Tax Breaks and Other Considerations

While most taxpayers aren’t impacted by federal estate and gift taxes, they are impacted by property taxes. That’s another area where the $1 transfer of real property can have an unintended tax consequence. For example, some states and townships offer property tax freezes or rebates for seniors who own their own homes—a real estate transfer (even a $1 sale) will, in most cases, disqualify the senior from those breaks even if they remain in the home.

If the previous owner chooses to remain in the home after the transfer, as is often the case, that can raise other issues. For example, the seller who stays in the house (typically mom or dad) may need to pay rent to the new owner, even if it’s their own child—failure to do so could mean that the new owner is making a gift each month of the fair market value of the rent. Failing to do so could, outside of tax consequences, complicate other benefits for seniors.
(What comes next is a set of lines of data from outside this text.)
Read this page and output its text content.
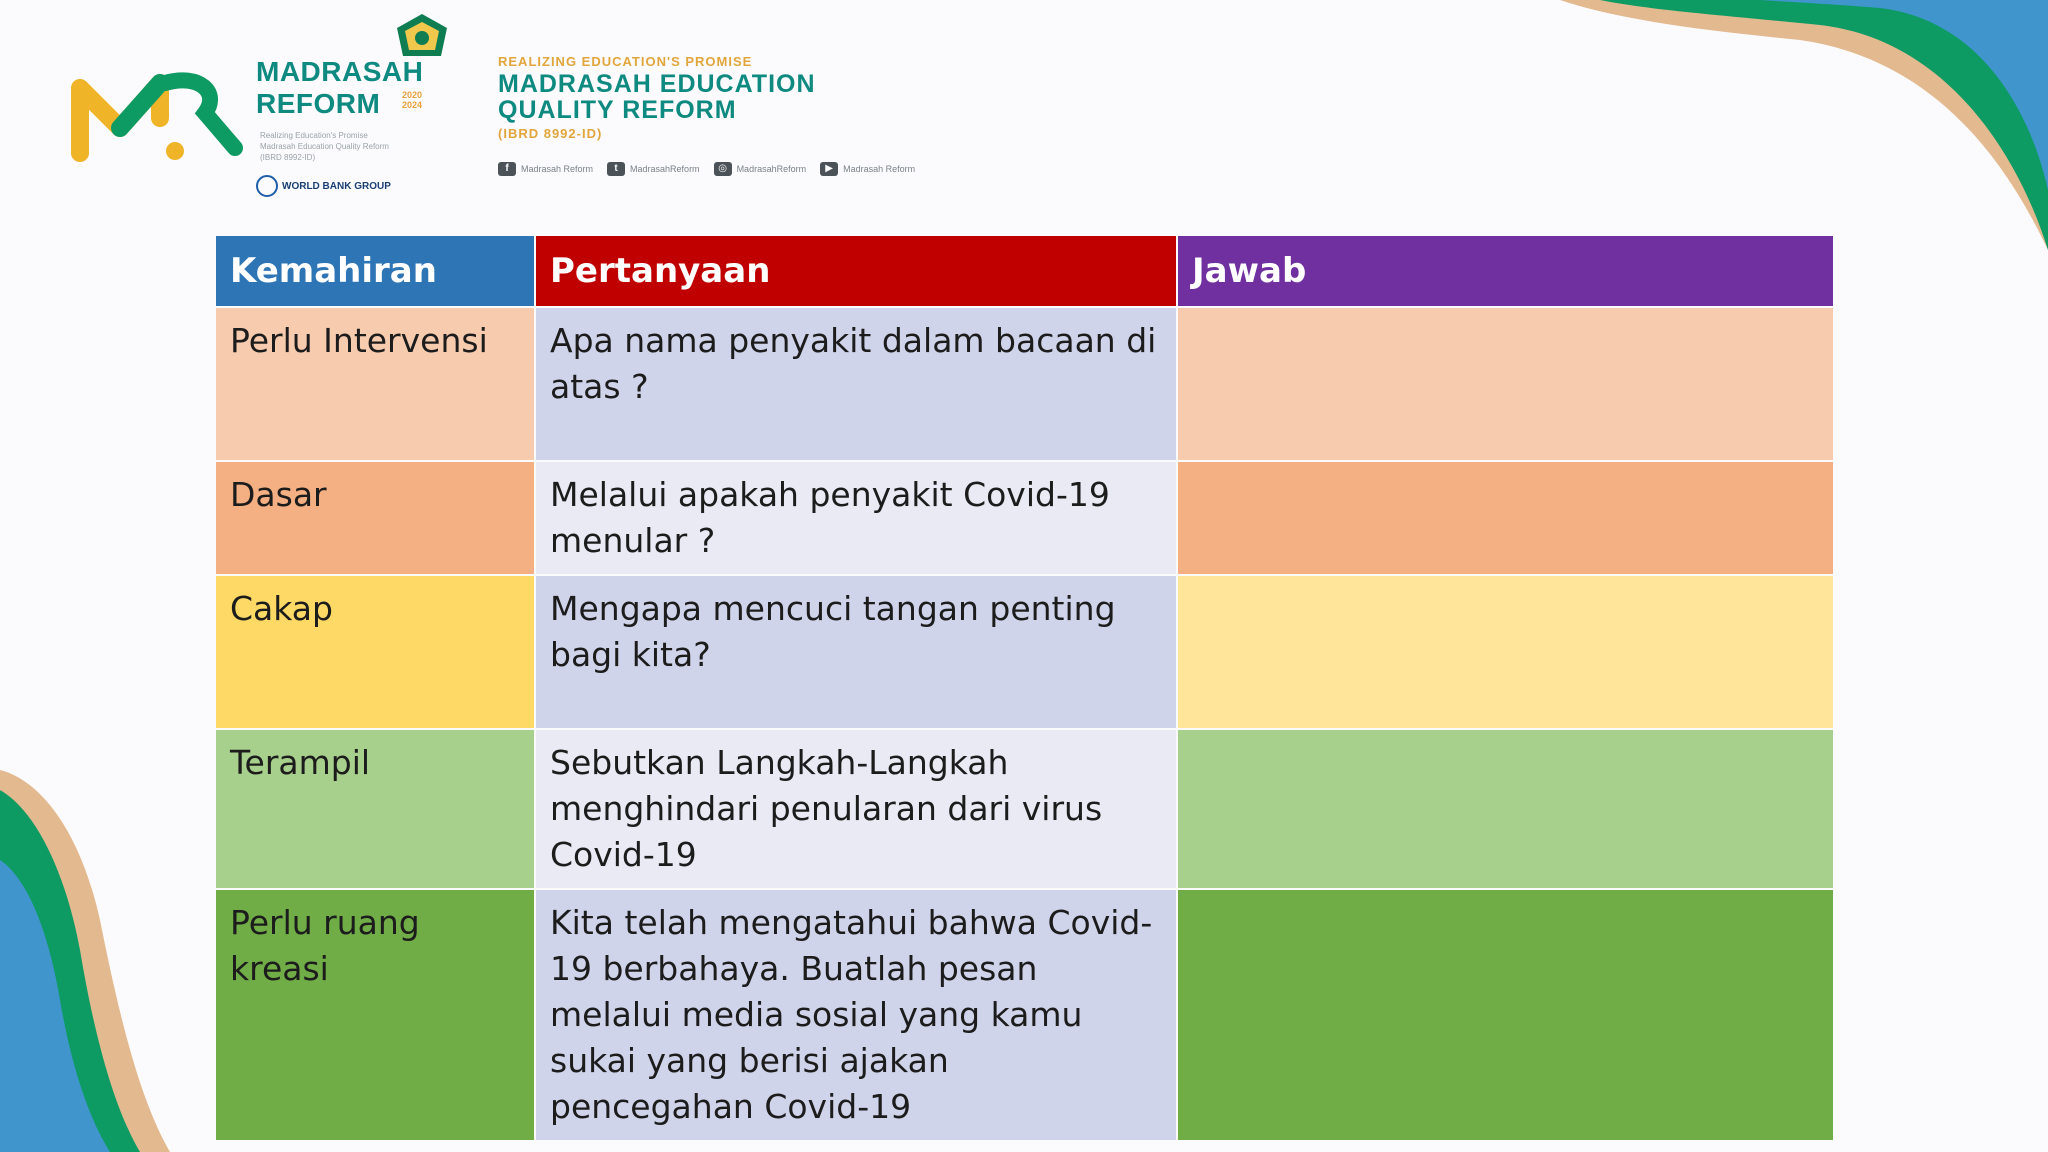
MADRASAH
REFORM	2020 2024
Realizing Education's Promise
Madrasah Education Quality Reform
(IBRD 8992-ID)
WORLD BANK GROUP
REALIZING EDUCATION'S PROMISE
MADRASAH EDUCATION
QUALITY REFORM
(IBRD 8992-ID)
f	Madrasah Reform	t	MadrasahReform	◎	MadrasahReform	▶	Madrasah Reform
Kemahiran	Pertanyaan	Jawab
Perlu Intervensi	Apa nama penyakit dalam bacaan di atas ?	
Dasar	Melalui apakah penyakit Covid-19 menular ?	
Cakap	Mengapa mencuci tangan penting bagi kita?	
Terampil	Sebutkan Langkah-Langkah menghindari penularan dari virus Covid-19	
Perlu ruang kreasi	Kita telah mengatahui bahwa Covid-19 berbahaya. Buatlah pesan melalui media sosial yang kamu sukai yang berisi ajakan pencegahan Covid-19	
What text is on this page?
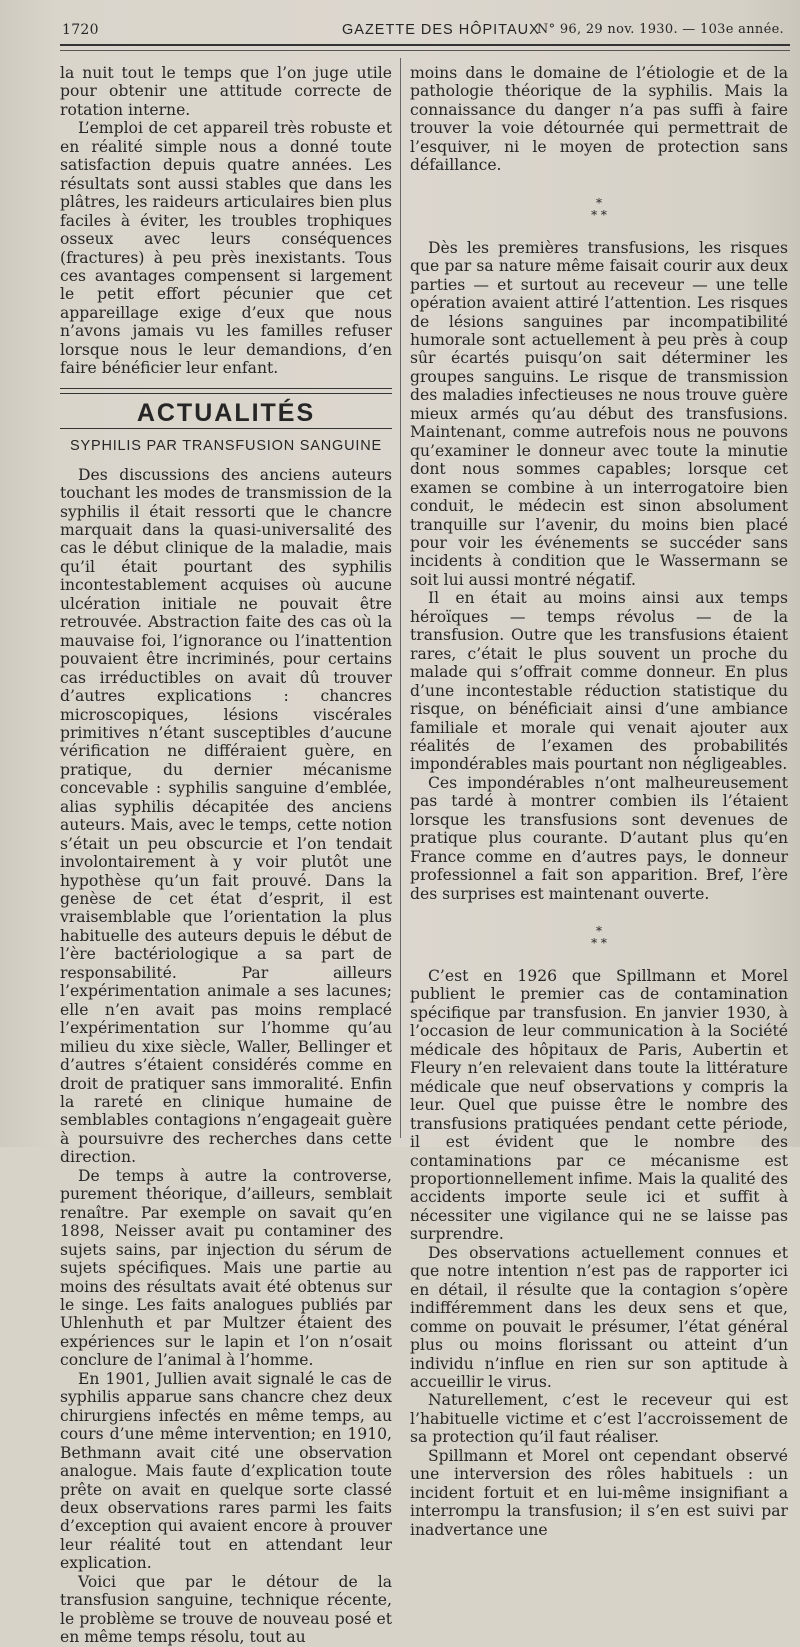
1720	GAZETTE DES HÔPITAUX
N° 96, 29 nov. 1930. — 103e année.

la nuit tout le temps que l’on juge utile pour obtenir une attitude correcte de rotation interne.

L’emploi de cet appareil très robuste et en réalité simple nous a donné toute satisfaction depuis quatre années. Les résultats sont aussi stables que dans les plâtres, les raideurs articulaires bien plus faciles à éviter, les troubles trophiques osseux avec leurs conséquences (fractures) à peu près inexistants. Tous ces avantages compensent si largement le petit effort pécunier que cet appareillage exige d’eux que nous n’avons jamais vu les familles refuser lorsque nous le leur demandions, d’en faire bénéficier leur enfant.

ACTUALITÉS
SYPHILIS PAR TRANSFUSION SANGUINE

Des discussions des anciens auteurs touchant les modes de transmission de la syphilis il était ressorti que le chancre marquait dans la quasi-universalité des cas le début clinique de la maladie, mais qu’il était pourtant des syphilis incontestablement acquises où aucune ulcération initiale ne pouvait être retrouvée. Abstraction faite des cas où la mauvaise foi, l’ignorance ou l’inattention pouvaient être incriminés, pour certains cas irréductibles on avait dû trouver d’autres explications : chancres microscopiques, lésions viscérales primitives n’étant susceptibles d’aucune vérification ne différaient guère, en pratique, du dernier mécanisme concevable : syphilis sanguine d’emblée, alias syphilis décapitée des anciens auteurs. Mais, avec le temps, cette notion s’était un peu obscurcie et l’on tendait involontairement à y voir plutôt une hypothèse qu’un fait prouvé. Dans la genèse de cet état d’esprit, il est vraisemblable que l’orientation la plus habituelle des auteurs depuis le début de l’ère bactériologique a sa part de responsabilité. Par ailleurs l’expérimentation animale a ses lacunes; elle n’en avait pas moins remplacé l’expérimentation sur l’homme qu’au milieu du xixe siècle, Waller, Bellinger et d’autres s’étaient considérés comme en droit de pratiquer sans immoralité. Enfin la rareté en clinique humaine de semblables contagions n’engageait guère à poursuivre des recherches dans cette direction.

De temps à autre la controverse, purement théorique, d’ailleurs, semblait renaître. Par exemple on savait qu’en 1898, Neisser avait pu contaminer des sujets sains, par injection du sérum de sujets spécifiques. Mais une partie au moins des résultats avait été obtenus sur le singe. Les faits analogues publiés par Uhlenhuth et par Multzer étaient des expériences sur le lapin et l’on n’osait conclure de l’animal à l’homme.

En 1901, Jullien avait signalé le cas de syphilis apparue sans chancre chez deux chirurgiens infectés en même temps, au cours d’une même intervention; en 1910, Bethmann avait cité une observation analogue. Mais faute d’explication toute prête on avait en quelque sorte classé deux observations rares parmi les faits d’exception qui avaient encore à prouver leur réalité tout en attendant leur explication.

Voici que par le détour de la transfusion sanguine, technique récente, le problème se trouve de nouveau posé et en même temps résolu, tout au

moins dans le domaine de l’étiologie et de la pathologie théorique de la syphilis. Mais la connaissance du danger n’a pas suffi à faire trouver la voie détournée qui permettrait de l’esquiver, ni le moyen de protection sans défaillance.

*
* *

Dès les premières transfusions, les risques que par sa nature même faisait courir aux deux parties — et surtout au receveur — une telle opération avaient attiré l’attention. Les risques de lésions sanguines par incompatibilité humorale sont actuellement à peu près à coup sûr écartés puisqu’on sait déterminer les groupes sanguins. Le risque de transmission des maladies infectieuses ne nous trouve guère mieux armés qu’au début des transfusions. Maintenant, comme autrefois nous ne pouvons qu’examiner le donneur avec toute la minutie dont nous sommes capables; lorsque cet examen se combine à un interrogatoire bien conduit, le médecin est sinon absolument tranquille sur l’avenir, du moins bien placé pour voir les événements se succéder sans incidents à condition que le Wassermann se soit lui aussi montré négatif.

Il en était au moins ainsi aux temps héroïques — temps révolus — de la transfusion. Outre que les transfusions étaient rares, c’était le plus souvent un proche du malade qui s’offrait comme donneur. En plus d’une incontestable réduction statistique du risque, on bénéficiait ainsi d’une ambiance familiale et morale qui venait ajouter aux réalités de l’examen des probabilités impondérables mais pourtant non négligeables.

Ces impondérables n’ont malheureusement pas tardé à montrer combien ils l’étaient lorsque les transfusions sont devenues de pratique plus courante. D’autant plus qu’en France comme en d’autres pays, le donneur professionnel a fait son apparition. Bref, l’ère des surprises est maintenant ouverte.

*
* *

C’est en 1926 que Spillmann et Morel publient le premier cas de contamination spécifique par transfusion. En janvier 1930, à l’occasion de leur communication à la Société médicale des hôpitaux de Paris, Aubertin et Fleury n’en relevaient dans toute la littérature médicale que neuf observations y compris la leur. Quel que puisse être le nombre des transfusions pratiquées pendant cette période, il est évident que le nombre des contaminations par ce mécanisme est proportionnellement infime. Mais la qualité des accidents importe seule ici et suffit à nécessiter une vigilance qui ne se laisse pas surprendre.

Des observations actuellement connues et que notre intention n’est pas de rapporter ici en détail, il résulte que la contagion s’opère indifféremment dans les deux sens et que, comme on pouvait le présumer, l’état général plus ou moins florissant ou atteint d’un individu n’influe en rien sur son aptitude à accueillir le virus.

Naturellement, c’est le receveur qui est l’habituelle victime et c’est l’accroissement de sa protection qu’il faut réaliser.

Spillmann et Morel ont cependant observé une interversion des rôles habituels : un incident fortuit et en lui-même insignifiant a interrompu la transfusion; il s’en est suivi par inadvertance une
There could also be issues related to paying off or securing a mortgage for the property—finance companies aren’t always elated with less than fair market value transfers. And removing an asset from mom or dad’s portfolio without adequate consideration could jeopardize their ability to get credit in case of an emergency.

Seek Help

There are legitimate reasons why homeowners may want to transfer a property for fair market value—or less than fair market value—to a related party. But don’t rush into a transaction without understanding the big picture. It’s best to consult with a tax professional to discuss the pros and cons before signing on the dotted line.